Of course, there is no doubt that sincerity is important but these narrations are not authentic. Many Sufis follows go into seclusion (khalwa) for 40 days related to this. Regardless, Ghazali wants to relate is importance ikhlas, which is clear from the Quran.
The sole purpose
Though one may have multiple intentions for an action (as mentioned previously) as long as they are all seeking the sole purpose of Allah’s pleasure they are accepted. However the moment this purpose is tainted by a worldly or material aim one has diluted it and added a diverted its purpose off track, this is known as making a partnership, Ishraak. It means that rather than performing salah for instance, for the sake of Allah, if one is also showing off to others, then the sincerity has been polluted by riya (showing off or seeking praise). This means that action will not recorded for you, but against you.
Sincerity is therefore about having one pure motivation. Previously we covered the topic of riya in depth.
Examples of how one can undermine the intention are:
- Fasting to lose weight.
- Freeing a slave to get rid of the financial burden of his upkeep.
- Going to hajj to get a break from one’s family or one’s enemies.
- Seeking knowledge to get status rather than to please Allah and disseminate knowledge.
- Writing a mushaf to practice handwriting.
- Performing wudu to cool down or wash off dirt rather than for purification for prayer.
- Going for etikaf (seclusion) in the mosque so you reduce your utility bill at home.
- Giving charity because you want to get the fundraiser off your back.
- Fasting because you do not have food.
You might do one action at different times for different intentions, but the taste is different.
Ghazali is showing us that we need to filter our intentions to ensure that our actions are accepted. Contaminated motivation ruins the reward. As long as the core of an action is related to pleasing Allah, then you can add other intentions that achieve that purpose.

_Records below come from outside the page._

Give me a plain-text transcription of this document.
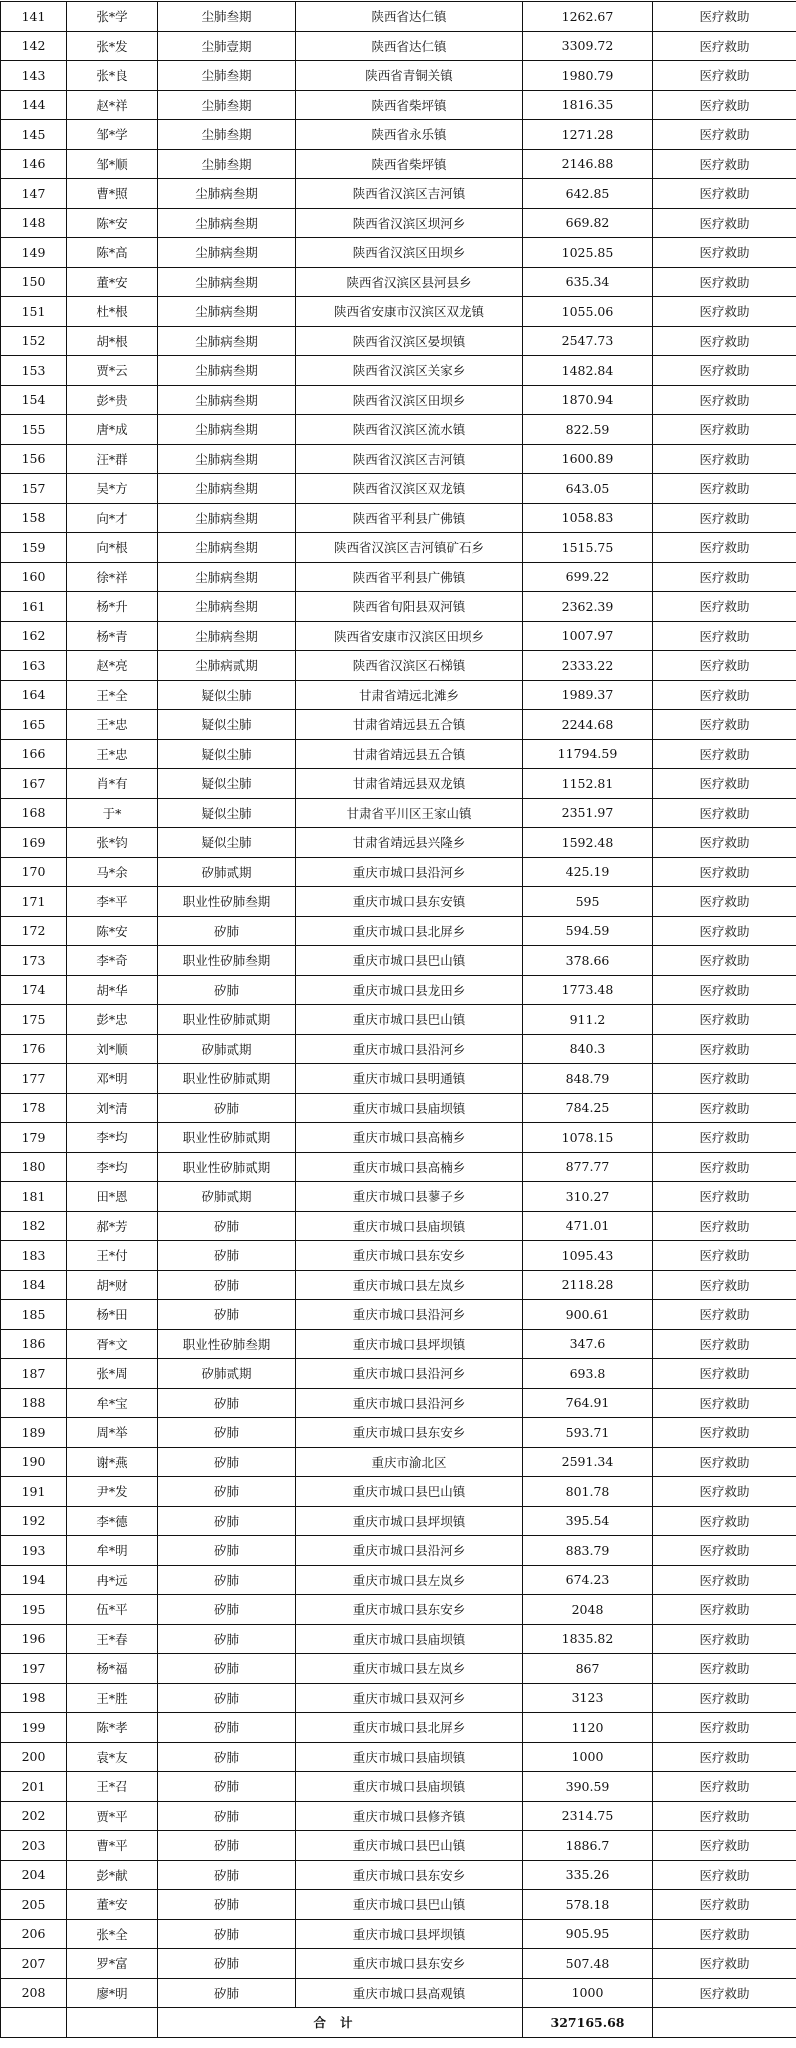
141	张*学	尘肺叁期	陕西省达仁镇	1262.67	医疗救助
142	张*发	尘肺壹期	陕西省达仁镇	3309.72	医疗救助
143	张*良	尘肺叁期	陕西省青铜关镇	1980.79	医疗救助
144	赵*祥	尘肺叁期	陕西省柴坪镇	1816.35	医疗救助
145	邹*学	尘肺叁期	陕西省永乐镇	1271.28	医疗救助
146	邹*顺	尘肺叁期	陕西省柴坪镇	2146.88	医疗救助
147	曹*照	尘肺病叁期	陕西省汉滨区吉河镇	642.85	医疗救助
148	陈*安	尘肺病叁期	陕西省汉滨区坝河乡	669.82	医疗救助
149	陈*高	尘肺病叁期	陕西省汉滨区田坝乡	1025.85	医疗救助
150	董*安	尘肺病叁期	陕西省汉滨区县河县乡	635.34	医疗救助
151	杜*根	尘肺病叁期	陕西省安康市汉滨区双龙镇	1055.06	医疗救助
152	胡*根	尘肺病叁期	陕西省汉滨区晏坝镇	2547.73	医疗救助
153	贾*云	尘肺病叁期	陕西省汉滨区关家乡	1482.84	医疗救助
154	彭*贵	尘肺病叁期	陕西省汉滨区田坝乡	1870.94	医疗救助
155	唐*成	尘肺病叁期	陕西省汉滨区流水镇	822.59	医疗救助
156	汪*群	尘肺病叁期	陕西省汉滨区吉河镇	1600.89	医疗救助
157	吴*方	尘肺病叁期	陕西省汉滨区双龙镇	643.05	医疗救助
158	向*才	尘肺病叁期	陕西省平利县广佛镇	1058.83	医疗救助
159	向*根	尘肺病叁期	陕西省汉滨区吉河镇矿石乡	1515.75	医疗救助
160	徐*祥	尘肺病叁期	陕西省平利县广佛镇	699.22	医疗救助
161	杨*升	尘肺病叁期	陕西省旬阳县双河镇	2362.39	医疗救助
162	杨*青	尘肺病叁期	陕西省安康市汉滨区田坝乡	1007.97	医疗救助
163	赵*亮	尘肺病贰期	陕西省汉滨区石梯镇	2333.22	医疗救助
164	王*全	疑似尘肺	甘肃省靖远北滩乡	1989.37	医疗救助
165	王*忠	疑似尘肺	甘肃省靖远县五合镇	2244.68	医疗救助
166	王*忠	疑似尘肺	甘肃省靖远县五合镇	11794.59	医疗救助
167	肖*有	疑似尘肺	甘肃省靖远县双龙镇	1152.81	医疗救助
168	于*	疑似尘肺	甘肃省平川区王家山镇	2351.97	医疗救助
169	张*钧	疑似尘肺	甘肃省靖远县兴隆乡	1592.48	医疗救助
170	马*余	矽肺贰期	重庆市城口县沿河乡	425.19	医疗救助
171	李*平	职业性矽肺叁期	重庆市城口县东安镇	595	医疗救助
172	陈*安	矽肺	重庆市城口县北屏乡	594.59	医疗救助
173	李*奇	职业性矽肺叁期	重庆市城口县巴山镇	378.66	医疗救助
174	胡*华	矽肺	重庆市城口县龙田乡	1773.48	医疗救助
175	彭*忠	职业性矽肺贰期	重庆市城口县巴山镇	911.2	医疗救助
176	刘*顺	矽肺贰期	重庆市城口县沿河乡	840.3	医疗救助
177	邓*明	职业性矽肺贰期	重庆市城口县明通镇	848.79	医疗救助
178	刘*清	矽肺	重庆市城口县庙坝镇	784.25	医疗救助
179	李*均	职业性矽肺贰期	重庆市城口县高楠乡	1078.15	医疗救助
180	李*均	职业性矽肺贰期	重庆市城口县高楠乡	877.77	医疗救助
181	田*恩	矽肺贰期	重庆市城口县蓼子乡	310.27	医疗救助
182	郝*芳	矽肺	重庆市城口县庙坝镇	471.01	医疗救助
183	王*付	矽肺	重庆市城口县东安乡	1095.43	医疗救助
184	胡*财	矽肺	重庆市城口县左岚乡	2118.28	医疗救助
185	杨*田	矽肺	重庆市城口县沿河乡	900.61	医疗救助
186	胥*文	职业性矽肺叁期	重庆市城口县坪坝镇	347.6	医疗救助
187	张*周	矽肺贰期	重庆市城口县沿河乡	693.8	医疗救助
188	牟*宝	矽肺	重庆市城口县沿河乡	764.91	医疗救助
189	周*举	矽肺	重庆市城口县东安乡	593.71	医疗救助
190	谢*燕	矽肺	重庆市渝北区	2591.34	医疗救助
191	尹*发	矽肺	重庆市城口县巴山镇	801.78	医疗救助
192	李*德	矽肺	重庆市城口县坪坝镇	395.54	医疗救助
193	牟*明	矽肺	重庆市城口县沿河乡	883.79	医疗救助
194	冉*远	矽肺	重庆市城口县左岚乡	674.23	医疗救助
195	伍*平	矽肺	重庆市城口县东安乡	2048	医疗救助
196	王*春	矽肺	重庆市城口县庙坝镇	1835.82	医疗救助
197	杨*福	矽肺	重庆市城口县左岚乡	867	医疗救助
198	王*胜	矽肺	重庆市城口县双河乡	3123	医疗救助
199	陈*孝	矽肺	重庆市城口县北屏乡	1120	医疗救助
200	袁*友	矽肺	重庆市城口县庙坝镇	1000	医疗救助
201	王*召	矽肺	重庆市城口县庙坝镇	390.59	医疗救助
202	贾*平	矽肺	重庆市城口县修齐镇	2314.75	医疗救助
203	曹*平	矽肺	重庆市城口县巴山镇	1886.7	医疗救助
204	彭*献	矽肺	重庆市城口县东安乡	335.26	医疗救助
205	董*安	矽肺	重庆市城口县巴山镇	578.18	医疗救助
206	张*全	矽肺	重庆市城口县坪坝镇	905.95	医疗救助
207	罗*富	矽肺	重庆市城口县东安乡	507.48	医疗救助
208	廖*明	矽肺	重庆市城口县高观镇	1000	医疗救助
		合计		327165.68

One acid test for the sincerity of an intention is whether you would do it if no one but Allah knew you had done it. Having an internal dialogue to check why you are doing something is a good thing. The moment you feel smug or self-satisfied is when you will fall- so remain vigilant without becoming obsessive – which is unhealthy and counter-productive.
How do you measure the action? Is it the sweetness of the action? It may not be. Do your best to purify your intention, cut out your ego and do the action with the right etiquettes. We will not always get it right, but that is why we have repentance to rectify it.